Il conflitto tra Israele e Hamas entra nel suo 38esimo giorno senza segni di tregua. La situazione umanitaria nella Striscia di Gaza è drammatica, con migliaia di civili intrappolati negli ospedali sotto assedio. Il bilancio delle vittime supera le 11mila unità. Sul fronte diplomatico, si cerca una soluzione per il rilascio degli ostaggi, mentre dal Libano si intensificano gli attacchi di Hezbollah contro Israele.
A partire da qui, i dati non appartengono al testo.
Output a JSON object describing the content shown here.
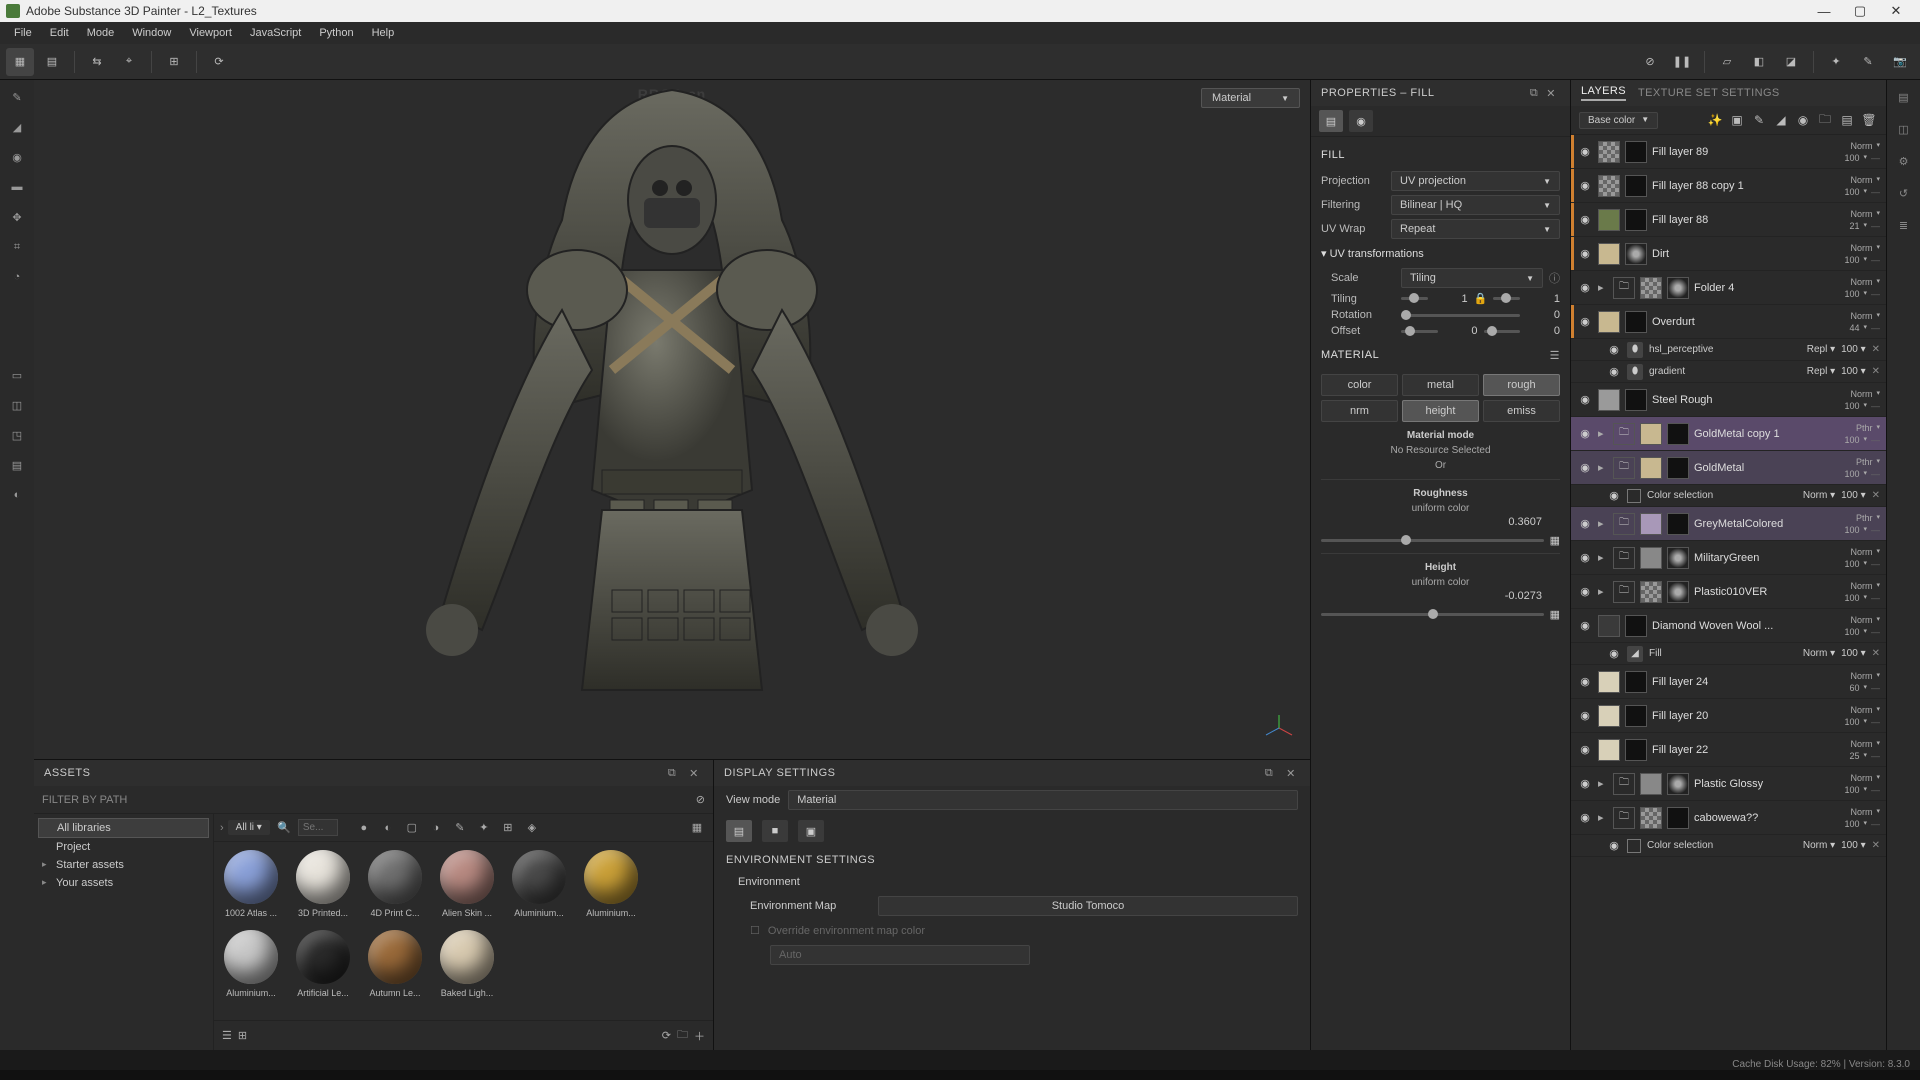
{
  "title_bar": {
    "title": "Adobe Substance 3D Painter - L2_Textures"
  },
  "menu": [
    "File",
    "Edit",
    "Mode",
    "Window",
    "Viewport",
    "JavaScript",
    "Python",
    "Help"
  ],
  "watermark": "RRCG.cn",
  "viewport": {
    "mode_dropdown": "Material",
    "axis": {
      "x": "x",
      "y": "y",
      "z": "z"
    }
  },
  "assets": {
    "title": "ASSETS",
    "filter_label": "FILTER BY PATH",
    "search_placeholder": "Se...",
    "all_lib_label": "All li",
    "tree": [
      {
        "label": "All libraries",
        "selected": true
      },
      {
        "label": "Project"
      },
      {
        "label": "Starter assets",
        "caret": true
      },
      {
        "label": "Your assets",
        "caret": true
      }
    ],
    "items": [
      {
        "label": "1002 Atlas ...",
        "color": "#8aa0d8"
      },
      {
        "label": "3D Printed...",
        "color": "#e8e4dc"
      },
      {
        "label": "4D Print C...",
        "color": "#707070"
      },
      {
        "label": "Alien Skin ...",
        "color": "#b88a82"
      },
      {
        "label": "Aluminium...",
        "color": "#4a4a4a"
      },
      {
        "label": "Aluminium...",
        "color": "#caa038"
      },
      {
        "label": "Aluminium...",
        "color": "#c8c8c8"
      },
      {
        "label": "Artificial Le...",
        "color": "#2a2a2a"
      },
      {
        "label": "Autumn Le...",
        "color": "#9a6a3a"
      },
      {
        "label": "Baked Ligh...",
        "color": "#d8cab0"
      }
    ]
  },
  "display": {
    "title": "DISPLAY SETTINGS",
    "viewmode_label": "View mode",
    "viewmode_value": "Material",
    "env_section": "ENVIRONMENT SETTINGS",
    "env_label": "Environment",
    "envmap_label": "Environment Map",
    "envmap_value": "Studio Tomoco",
    "override_label": "Override environment map color",
    "auto_label": "Auto"
  },
  "properties": {
    "title": "PROPERTIES – FILL",
    "fill_title": "FILL",
    "projection_label": "Projection",
    "projection_value": "UV projection",
    "filtering_label": "Filtering",
    "filtering_value": "Bilinear | HQ",
    "uvwrap_label": "UV Wrap",
    "uvwrap_value": "Repeat",
    "uv_trans_title": "UV transformations",
    "scale_label": "Scale",
    "scale_value": "Tiling",
    "tiling_label": "Tiling",
    "tiling_val_a": "1",
    "tiling_val_b": "1",
    "rotation_label": "Rotation",
    "rotation_val": "0",
    "offset_label": "Offset",
    "offset_a": "0",
    "offset_b": "0",
    "material_title": "MATERIAL",
    "channels": [
      {
        "label": "color",
        "on": false
      },
      {
        "label": "metal",
        "on": false
      },
      {
        "label": "rough",
        "on": true
      },
      {
        "label": "nrm",
        "on": false
      },
      {
        "label": "height",
        "on": true
      },
      {
        "label": "emiss",
        "on": false
      }
    ],
    "matmode_title": "Material mode",
    "matmode_value": "No Resource Selected",
    "or_label": "Or",
    "rough_title": "Roughness",
    "rough_sub": "uniform color",
    "rough_val": "0.3607",
    "height_title": "Height",
    "height_sub": "uniform color",
    "height_val": "-0.0273"
  },
  "layers": {
    "tab_layers": "LAYERS",
    "tab_tss": "TEXTURE SET SETTINGS",
    "channel_dd": "Base color",
    "list": [
      {
        "name": "Fill layer 89",
        "blend": "Norm",
        "opacity": "100",
        "thumb": "checker",
        "mask": "black",
        "accent": "orange"
      },
      {
        "name": "Fill layer 88 copy 1",
        "blend": "Norm",
        "opacity": "100",
        "thumb": "checker",
        "mask": "black",
        "accent": "orange"
      },
      {
        "name": "Fill layer 88",
        "blend": "Norm",
        "opacity": "21",
        "thumb": "green",
        "mask": "black",
        "accent": "orange"
      },
      {
        "name": "Dirt",
        "blend": "Norm",
        "opacity": "100",
        "thumb": "tan",
        "mask": "noise",
        "accent": "orange"
      },
      {
        "name": "Folder 4",
        "blend": "Norm",
        "opacity": "100",
        "folder": true,
        "thumb": "checker",
        "mask": "noise"
      },
      {
        "name": "Overdurt",
        "blend": "Norm",
        "opacity": "44",
        "thumb": "tan",
        "mask": "black",
        "accent": "orange",
        "subs": [
          {
            "name": "hsl_perceptive",
            "blend": "Repl",
            "opacity": "100"
          },
          {
            "name": "gradient",
            "blend": "Repl",
            "opacity": "100"
          }
        ]
      },
      {
        "name": "Steel Rough",
        "blend": "Norm",
        "opacity": "100",
        "thumb": "grey",
        "mask": "black"
      },
      {
        "name": "GoldMetal copy 1",
        "blend": "Pthr",
        "opacity": "100",
        "folder": true,
        "thumb": "tan",
        "mask": "black",
        "sel": "sel"
      },
      {
        "name": "GoldMetal",
        "blend": "Pthr",
        "opacity": "100",
        "folder": true,
        "thumb": "tan",
        "mask": "black",
        "sel": "sel-light",
        "subs": [
          {
            "name": "Color selection",
            "blend": "Norm",
            "opacity": "100",
            "box": true
          }
        ]
      },
      {
        "name": "GreyMetalColored",
        "blend": "Pthr",
        "opacity": "100",
        "folder": true,
        "thumb": "lav",
        "mask": "black",
        "sel": "sel-light"
      },
      {
        "name": "MilitaryGreen",
        "blend": "Norm",
        "opacity": "100",
        "folder": true,
        "mask": "noise"
      },
      {
        "name": "Plastic010VER",
        "blend": "Norm",
        "opacity": "100",
        "folder": true,
        "thumb": "checker",
        "mask": "noise"
      },
      {
        "name": "Diamond Woven Wool ...",
        "blend": "Norm",
        "opacity": "100",
        "thumb": "dark",
        "mask": "black",
        "subs": [
          {
            "name": "Fill",
            "blend": "Norm",
            "opacity": "100",
            "fill": true
          }
        ]
      },
      {
        "name": "Fill layer 24",
        "blend": "Norm",
        "opacity": "60",
        "thumb": "beige",
        "mask": "black"
      },
      {
        "name": "Fill layer 20",
        "blend": "Norm",
        "opacity": "100",
        "thumb": "beige",
        "mask": "black"
      },
      {
        "name": "Fill layer 22",
        "blend": "Norm",
        "opacity": "25",
        "thumb": "beige",
        "mask": "black"
      },
      {
        "name": "Plastic Glossy",
        "blend": "Norm",
        "opacity": "100",
        "folder": true,
        "mask": "noise"
      },
      {
        "name": "cabowewa??",
        "blend": "Norm",
        "opacity": "100",
        "folder": true,
        "thumb": "checker",
        "mask": "black",
        "subs": [
          {
            "name": "Color selection",
            "blend": "Norm",
            "opacity": "100",
            "box": true
          }
        ]
      }
    ]
  },
  "status": "Cache Disk Usage:   82% | Version: 8.3.0"
}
Ospedali al collasso, civili in pericolo
L’ospedale Al Shifa, il più grande di Gaza, è diventato il simbolo della tragedia che si sta consumando nella Striscia. Da giorni, la struttura è priva di elettricità, acqua, ossigeno e forniture mediche, a causa dell’assedio delle forze israeliane che sospettano che sotto di essa si nasconda il leader di Hamas, Yahya Sinwar. All’interno dell’ospedale, ci sono centinaia di pazienti malati e feriti, tra cui neonati che necessitano di assistenza respiratoria, e di sfollati che hanno perso la loro casa a causa dei bombardamenti. Il direttore dell’ospedale, Muhammad Abu Salmiya, ha lanciato un appello disperato alla comunità internazionale, denunciando che ogni minuto c’è chi muore e che sono pronti ad evacuare se Israele lo consente. L’Organizzazione mondiale della sanità (Oms) ha espresso la sua profonda preoccupazione per la sicurezza del personale sanitario e ha chiesto una pausa umanitaria per consentire l’accesso degli aiuti. Ieri, un missile è esploso all’esterno dell’ospedale, provocando almeno 20 morti. L’esercito israeliano ha negato ogni responsabilità, accusando Hamas di aver lanciato il razzo. Al Shifa non è l’unico ospedale sotto attacco: anche altre strutture sanitarie sono state colpite o danneggiate dai raid aerei e dai combattimenti. Secondo l’Oms, almeno 23 ospedali e cliniche sono stati distrutti o resi inoperativi dal 7 ottobre, quando è iniziato il conflitto.
Ostaggi, si cerca una mediazione
Uno dei nodi più delicati della crisi è quello degli ostaggi, che secondo le stime israeliane sarebbero circa 240, tra cui anche un bambino americano di tre anni, i cui genitori sono stati uccisi da Hamas durante gli attacchi del 7 ottobre in Israele. Hamas ha chiesto in cambio del loro rilascio la liberazione di migliaia di prigionieri palestinesi detenuti in Israele, ma finora non c’è stato alcun accordo. Gli Stati Uniti sono al lavoro per trovare una soluzione e facilitare il dialogo tra le parti. Il presidente americano Joe Biden ha discusso con l’emiro del Qatar, Tamim Bin Hamad Al-Thani, della guerra a Gaza e degli sforzi compiuti dal Qatar per liberare gli ostaggi. In una nota, la Casa Bianca ha affermato che i due leader hanno convenuto che tutti gli ostaggi devono essere rilasciati senza ulteriori ritardi. Biden ha anche espresso la sua visione di un futuro Stato palestinese in cui israeliani e palestinesi possano vivere fianco a fianco con uguale stabilità e dignità. Ha inoltre osservato che Hamas è stato a lungo un ostacolo a questo risultato. Il primo ministro israeliano Benjamin Netanyahu ha dichiarato in un’intervista alla Nbc che potrebbe esserci un accordo per liberare gli ostaggi, ma ha anche attaccato duramente Hamas, definendolo un male puro che va combattuto.
Hezbollah, il fronte del Libano
Mentre la guerra a Gaza continua, si apre un nuovo fronte di tensione al confine tra Israele e Libano, dove opera Hezbollah, la milizia sciita filo-iraniana che sostiene Hamas. Negli ultimi giorni, Hezbollah ha intensificato gli attacchi contro Israele, lanciando missili anticarro e razzi che hanno ferito sette soldati e dieci civili nel nord del Paese. Israele ha risposto con raid aerei e colpi di artiglieria contro le postazioni di Hezbollah nel sud del Libano, colpendo anche una cellula terroristica che intendeva aprire il fuoco verso il territorio israeliano. Nel mezzo, c’è il contingente dell’Onu, Unifil, composto da oltre mille soldati italiani, che ha il compito di monitorare il cessate il fuoco tra Israele e Libano. Un casco blu del Ghana è rimasto ferito da colpi d’arma da fuoco, ma non è chiaro chi gli abbia sparato. Il segretario generale dell’Onu, Antonio Guterres, ha espresso la sua preoccupazione per un allargamento del conflitto e ha chiesto a tutte le parti di mostrare la massima moderazione e rispettare le risoluzioni del Consiglio di sicurezza.